Franco-German agreement reached on Copyright Directive, new trilogue dates confirmed
4 February 2019
An agreement has been reached between French and German governments in an effort to secure a negotiating mandate at the next COREPER meeting of 8 February 2019. Previously, at the Council meeting of 18 January 2019, the French and German positions, particularly in regards article 13, were too far apart to secure a mandate (the French position being to include SME’s within the provision, and the German position being to exclude them). Notable provisions of the new leaked agreement include:
- Of article 3 (text and data mining): Whilst the Presidency are reportedly not supporting a change to the mandatory exception introduced here, they are “ask[ing] COREPER for the flexibility to accept such change”.
- Of article 11 (press publishers’ right): Appears largely unchanged from the previous position, with a small modification included relating to employment contracts.

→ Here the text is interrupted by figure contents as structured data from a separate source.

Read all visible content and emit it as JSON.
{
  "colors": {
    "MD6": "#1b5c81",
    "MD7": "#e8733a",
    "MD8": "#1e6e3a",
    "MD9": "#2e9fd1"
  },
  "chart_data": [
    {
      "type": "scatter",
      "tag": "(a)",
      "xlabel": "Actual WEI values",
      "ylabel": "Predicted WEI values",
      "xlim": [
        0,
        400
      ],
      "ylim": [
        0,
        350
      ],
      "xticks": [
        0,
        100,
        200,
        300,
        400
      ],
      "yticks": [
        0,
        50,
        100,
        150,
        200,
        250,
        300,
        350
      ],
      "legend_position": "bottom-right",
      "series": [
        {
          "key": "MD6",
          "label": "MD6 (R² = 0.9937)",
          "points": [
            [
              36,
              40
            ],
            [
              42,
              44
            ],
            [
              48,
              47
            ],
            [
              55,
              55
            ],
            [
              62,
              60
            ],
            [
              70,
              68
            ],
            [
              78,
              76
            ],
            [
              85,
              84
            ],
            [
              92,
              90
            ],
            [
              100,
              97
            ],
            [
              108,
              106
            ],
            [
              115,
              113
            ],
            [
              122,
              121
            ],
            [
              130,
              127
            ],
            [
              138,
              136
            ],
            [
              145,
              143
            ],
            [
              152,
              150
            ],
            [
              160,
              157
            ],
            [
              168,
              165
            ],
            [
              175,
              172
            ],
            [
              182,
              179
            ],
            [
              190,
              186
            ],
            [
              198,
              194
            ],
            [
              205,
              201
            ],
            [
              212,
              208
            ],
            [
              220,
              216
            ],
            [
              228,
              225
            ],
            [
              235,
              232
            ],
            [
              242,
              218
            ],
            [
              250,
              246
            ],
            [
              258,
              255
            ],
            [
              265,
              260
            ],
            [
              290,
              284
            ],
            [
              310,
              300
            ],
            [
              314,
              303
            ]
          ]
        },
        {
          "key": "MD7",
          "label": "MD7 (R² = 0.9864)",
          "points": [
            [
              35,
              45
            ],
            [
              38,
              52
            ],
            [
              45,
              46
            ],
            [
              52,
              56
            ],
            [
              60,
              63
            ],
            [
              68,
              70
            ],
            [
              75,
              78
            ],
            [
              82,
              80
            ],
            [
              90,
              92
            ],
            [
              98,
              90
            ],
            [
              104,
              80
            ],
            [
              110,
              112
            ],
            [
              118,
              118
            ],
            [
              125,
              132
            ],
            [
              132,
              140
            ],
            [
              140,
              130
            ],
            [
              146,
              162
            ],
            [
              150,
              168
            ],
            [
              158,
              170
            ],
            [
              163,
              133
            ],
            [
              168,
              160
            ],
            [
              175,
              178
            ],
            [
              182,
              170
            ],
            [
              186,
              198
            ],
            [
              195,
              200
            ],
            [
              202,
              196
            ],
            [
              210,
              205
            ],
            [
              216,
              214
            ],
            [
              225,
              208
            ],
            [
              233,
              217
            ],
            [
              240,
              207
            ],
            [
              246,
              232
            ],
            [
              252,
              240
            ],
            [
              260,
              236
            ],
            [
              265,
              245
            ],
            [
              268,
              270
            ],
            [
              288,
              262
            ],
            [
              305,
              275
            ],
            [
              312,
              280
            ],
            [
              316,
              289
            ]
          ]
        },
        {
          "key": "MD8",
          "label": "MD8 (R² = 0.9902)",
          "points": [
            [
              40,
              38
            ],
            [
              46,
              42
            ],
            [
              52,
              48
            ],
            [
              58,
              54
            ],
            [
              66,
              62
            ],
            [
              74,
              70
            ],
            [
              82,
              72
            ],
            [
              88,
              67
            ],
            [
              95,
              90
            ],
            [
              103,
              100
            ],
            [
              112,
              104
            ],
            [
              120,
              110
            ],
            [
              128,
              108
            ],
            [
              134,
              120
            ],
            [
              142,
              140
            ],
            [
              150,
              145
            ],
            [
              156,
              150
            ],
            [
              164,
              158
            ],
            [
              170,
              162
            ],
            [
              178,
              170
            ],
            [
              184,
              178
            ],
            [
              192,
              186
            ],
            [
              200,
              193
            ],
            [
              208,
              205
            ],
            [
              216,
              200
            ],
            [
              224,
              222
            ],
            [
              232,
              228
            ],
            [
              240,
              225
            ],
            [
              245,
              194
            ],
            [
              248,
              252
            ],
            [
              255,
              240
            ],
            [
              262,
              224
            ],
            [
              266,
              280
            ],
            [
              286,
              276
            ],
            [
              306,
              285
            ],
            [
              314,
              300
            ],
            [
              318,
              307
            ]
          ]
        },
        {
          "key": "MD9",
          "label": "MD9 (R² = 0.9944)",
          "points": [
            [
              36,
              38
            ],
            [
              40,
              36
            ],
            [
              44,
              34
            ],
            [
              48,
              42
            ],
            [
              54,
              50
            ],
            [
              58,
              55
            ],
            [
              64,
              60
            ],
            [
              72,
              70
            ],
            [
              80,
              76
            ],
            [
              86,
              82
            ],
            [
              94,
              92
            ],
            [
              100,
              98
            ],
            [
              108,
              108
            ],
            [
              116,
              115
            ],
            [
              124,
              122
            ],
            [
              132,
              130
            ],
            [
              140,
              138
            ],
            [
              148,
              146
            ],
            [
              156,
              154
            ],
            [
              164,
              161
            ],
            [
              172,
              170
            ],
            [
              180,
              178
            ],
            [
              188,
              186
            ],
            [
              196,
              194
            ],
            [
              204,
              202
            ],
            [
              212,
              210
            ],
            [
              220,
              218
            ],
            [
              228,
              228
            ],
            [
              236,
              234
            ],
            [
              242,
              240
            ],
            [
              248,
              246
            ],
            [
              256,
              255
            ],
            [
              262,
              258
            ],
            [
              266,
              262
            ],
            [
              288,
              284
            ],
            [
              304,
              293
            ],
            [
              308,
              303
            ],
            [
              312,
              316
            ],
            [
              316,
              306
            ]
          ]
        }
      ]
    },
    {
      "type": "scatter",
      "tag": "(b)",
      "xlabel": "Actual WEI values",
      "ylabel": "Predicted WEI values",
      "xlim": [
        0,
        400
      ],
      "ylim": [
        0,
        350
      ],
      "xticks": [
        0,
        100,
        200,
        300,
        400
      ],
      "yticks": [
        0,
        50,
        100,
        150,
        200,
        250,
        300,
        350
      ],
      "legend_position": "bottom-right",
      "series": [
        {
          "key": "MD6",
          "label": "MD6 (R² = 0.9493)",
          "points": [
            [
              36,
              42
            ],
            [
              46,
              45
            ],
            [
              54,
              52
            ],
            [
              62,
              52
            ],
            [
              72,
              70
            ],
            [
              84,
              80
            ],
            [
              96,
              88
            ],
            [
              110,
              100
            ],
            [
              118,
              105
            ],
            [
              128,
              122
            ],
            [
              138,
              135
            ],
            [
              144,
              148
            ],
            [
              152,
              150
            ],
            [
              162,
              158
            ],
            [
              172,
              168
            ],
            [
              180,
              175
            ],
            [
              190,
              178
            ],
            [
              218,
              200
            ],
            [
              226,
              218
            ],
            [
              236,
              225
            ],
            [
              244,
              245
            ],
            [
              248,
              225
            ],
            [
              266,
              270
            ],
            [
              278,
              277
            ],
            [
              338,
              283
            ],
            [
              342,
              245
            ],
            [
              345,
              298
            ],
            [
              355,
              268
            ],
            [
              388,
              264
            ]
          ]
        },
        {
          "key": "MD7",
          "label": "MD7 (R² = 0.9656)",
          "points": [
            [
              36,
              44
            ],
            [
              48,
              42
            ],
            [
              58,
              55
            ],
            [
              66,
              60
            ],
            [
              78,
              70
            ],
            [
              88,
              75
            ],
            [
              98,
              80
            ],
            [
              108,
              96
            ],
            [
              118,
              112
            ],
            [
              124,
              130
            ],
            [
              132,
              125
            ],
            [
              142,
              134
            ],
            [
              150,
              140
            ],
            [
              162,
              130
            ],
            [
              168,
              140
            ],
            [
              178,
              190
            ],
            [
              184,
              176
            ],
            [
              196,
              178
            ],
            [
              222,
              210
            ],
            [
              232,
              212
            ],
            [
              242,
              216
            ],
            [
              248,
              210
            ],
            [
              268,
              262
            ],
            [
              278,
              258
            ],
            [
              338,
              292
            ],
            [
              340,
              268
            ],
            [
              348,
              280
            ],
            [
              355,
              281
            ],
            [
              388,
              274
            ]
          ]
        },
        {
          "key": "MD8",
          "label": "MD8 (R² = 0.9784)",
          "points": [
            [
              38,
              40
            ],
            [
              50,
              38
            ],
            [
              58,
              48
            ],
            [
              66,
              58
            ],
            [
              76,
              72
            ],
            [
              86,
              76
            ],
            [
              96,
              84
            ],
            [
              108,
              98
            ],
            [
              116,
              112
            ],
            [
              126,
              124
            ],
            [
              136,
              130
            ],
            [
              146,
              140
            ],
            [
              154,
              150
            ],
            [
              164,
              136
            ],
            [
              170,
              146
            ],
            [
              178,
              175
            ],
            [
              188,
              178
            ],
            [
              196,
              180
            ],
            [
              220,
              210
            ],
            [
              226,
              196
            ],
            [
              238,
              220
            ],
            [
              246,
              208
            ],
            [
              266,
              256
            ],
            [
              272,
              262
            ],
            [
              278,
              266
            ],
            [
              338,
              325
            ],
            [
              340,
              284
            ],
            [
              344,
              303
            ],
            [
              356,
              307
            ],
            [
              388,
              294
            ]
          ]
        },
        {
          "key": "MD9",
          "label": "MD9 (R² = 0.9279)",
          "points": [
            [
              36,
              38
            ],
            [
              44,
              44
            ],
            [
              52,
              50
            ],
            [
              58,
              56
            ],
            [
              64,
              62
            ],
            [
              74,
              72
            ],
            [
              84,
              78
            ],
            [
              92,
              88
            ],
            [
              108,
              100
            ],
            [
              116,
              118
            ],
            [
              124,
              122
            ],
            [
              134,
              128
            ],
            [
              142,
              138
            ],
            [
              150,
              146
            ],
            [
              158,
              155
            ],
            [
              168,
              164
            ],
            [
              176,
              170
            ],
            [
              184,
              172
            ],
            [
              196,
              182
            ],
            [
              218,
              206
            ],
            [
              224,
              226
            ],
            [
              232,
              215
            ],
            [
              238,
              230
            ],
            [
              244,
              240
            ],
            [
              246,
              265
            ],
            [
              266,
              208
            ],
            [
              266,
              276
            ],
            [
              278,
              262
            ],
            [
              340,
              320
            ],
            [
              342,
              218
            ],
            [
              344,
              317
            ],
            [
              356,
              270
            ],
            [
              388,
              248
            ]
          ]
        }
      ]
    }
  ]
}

- Of article 13 (“upload filters”): There is no exception for SME’s, and instead a general application of new liability rules. Smaller platforms may be excepted upon three conditions: (1) where their turnover is less than under 10 million euros, (2) their platform has under 5 million visitors per month, and (3) they have been active for less than three years. In addition to this, smaller platforms will still have to make “best efforts” to obtain licences (which may in effect result in offers becoming non-negotiable), and comply with notice-and-takedown (but not staydown) rules.
This deal appears to be agreed despite the fact that last week the German Minister of Justice Katarina Barley, received “the largest EU petition in history” (in excess of 4.5 million signatories) opposing the new Copyright Directive.
Following discussion at the COREPER meeting of 8 February (and pending agreement and grant of mandate), a further trilogue will be held on either 11 or 12 February.